Just in case you think I was only reading lefties, I also took the chance to catch up with The Economist. You can perhaps imagine my surprise when they slammed Reza Aslan (whose book, it appears, was reviewed by absolutely everybody in the two weeks I was away) for discounting the possibility that prophecy happens: “How people respond to prophets and their claims is an existential choice, but a belief that prophets exist - that not all concepts can be reduced to historical context - is central to any religious faith. This means that appreciating the possibility of prophecy (whatever one chooses to make of it) is vital to the work of a religious historian. Mr Aslan has shown elsewhere that he understands this, but there is not much sign of this insight in his latest book.”
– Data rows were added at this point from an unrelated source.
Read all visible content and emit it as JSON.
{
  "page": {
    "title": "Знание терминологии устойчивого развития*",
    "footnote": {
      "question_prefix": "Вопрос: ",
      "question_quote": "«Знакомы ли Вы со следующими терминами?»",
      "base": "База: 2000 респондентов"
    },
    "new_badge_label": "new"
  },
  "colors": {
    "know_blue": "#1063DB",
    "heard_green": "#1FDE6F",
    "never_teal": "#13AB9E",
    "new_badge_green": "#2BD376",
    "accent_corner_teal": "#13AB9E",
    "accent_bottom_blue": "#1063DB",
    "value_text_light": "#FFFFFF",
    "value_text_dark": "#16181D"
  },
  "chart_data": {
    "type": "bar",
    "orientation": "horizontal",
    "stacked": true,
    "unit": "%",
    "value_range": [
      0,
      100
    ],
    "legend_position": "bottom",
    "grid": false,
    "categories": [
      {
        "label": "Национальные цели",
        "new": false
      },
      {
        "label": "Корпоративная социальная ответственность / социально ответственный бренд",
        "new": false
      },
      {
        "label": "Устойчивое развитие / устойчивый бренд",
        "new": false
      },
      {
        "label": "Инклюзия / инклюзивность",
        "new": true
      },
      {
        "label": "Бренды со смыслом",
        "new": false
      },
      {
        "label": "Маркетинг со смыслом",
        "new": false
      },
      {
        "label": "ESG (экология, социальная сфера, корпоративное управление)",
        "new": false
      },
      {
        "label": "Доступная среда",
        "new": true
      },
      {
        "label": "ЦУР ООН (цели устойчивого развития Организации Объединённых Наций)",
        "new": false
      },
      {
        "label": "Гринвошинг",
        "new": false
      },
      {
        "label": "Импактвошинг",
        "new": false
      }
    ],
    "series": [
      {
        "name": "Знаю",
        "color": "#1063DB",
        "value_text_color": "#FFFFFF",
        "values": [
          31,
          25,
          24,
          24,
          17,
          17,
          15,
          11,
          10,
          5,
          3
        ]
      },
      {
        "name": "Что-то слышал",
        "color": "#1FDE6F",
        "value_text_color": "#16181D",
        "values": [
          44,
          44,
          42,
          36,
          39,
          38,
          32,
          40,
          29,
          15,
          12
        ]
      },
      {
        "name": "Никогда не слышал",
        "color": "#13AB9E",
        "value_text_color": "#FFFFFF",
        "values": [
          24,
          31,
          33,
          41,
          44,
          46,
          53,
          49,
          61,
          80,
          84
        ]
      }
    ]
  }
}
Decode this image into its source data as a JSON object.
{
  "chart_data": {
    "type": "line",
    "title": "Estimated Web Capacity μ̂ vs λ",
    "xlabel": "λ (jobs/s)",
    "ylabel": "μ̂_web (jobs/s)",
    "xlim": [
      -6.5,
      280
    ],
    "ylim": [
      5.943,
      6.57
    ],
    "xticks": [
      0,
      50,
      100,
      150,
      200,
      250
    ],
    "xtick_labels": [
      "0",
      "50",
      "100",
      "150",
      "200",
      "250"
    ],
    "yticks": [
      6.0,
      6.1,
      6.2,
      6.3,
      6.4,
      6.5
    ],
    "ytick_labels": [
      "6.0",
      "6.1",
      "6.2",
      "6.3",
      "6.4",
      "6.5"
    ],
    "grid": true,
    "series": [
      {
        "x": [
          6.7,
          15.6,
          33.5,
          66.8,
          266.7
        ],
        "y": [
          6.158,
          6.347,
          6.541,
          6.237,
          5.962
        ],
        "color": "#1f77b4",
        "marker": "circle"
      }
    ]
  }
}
And finally, since we were on holiday in the part of the UK that has arguably the best beaches in the nation (I’m excluding the Western Isles, since nobody I know has ever been there), I was moved to reflection and hilarity in equal measure by this from Bill Bryson: “Among the many thousands of things that I have never been able to understand, one in particular stands out. That is the question of who was the first person who stood by a pile of sand and said, ‘You know, I bet if we took some of this and mixed it with a little potash and heated it, we could make a material that would be solid and yet transparent. We could call it glass.’ Call me obtuse, but you could stand me on a beach till the end of time and never would it occur to me to try to make it into windows.” Indeed.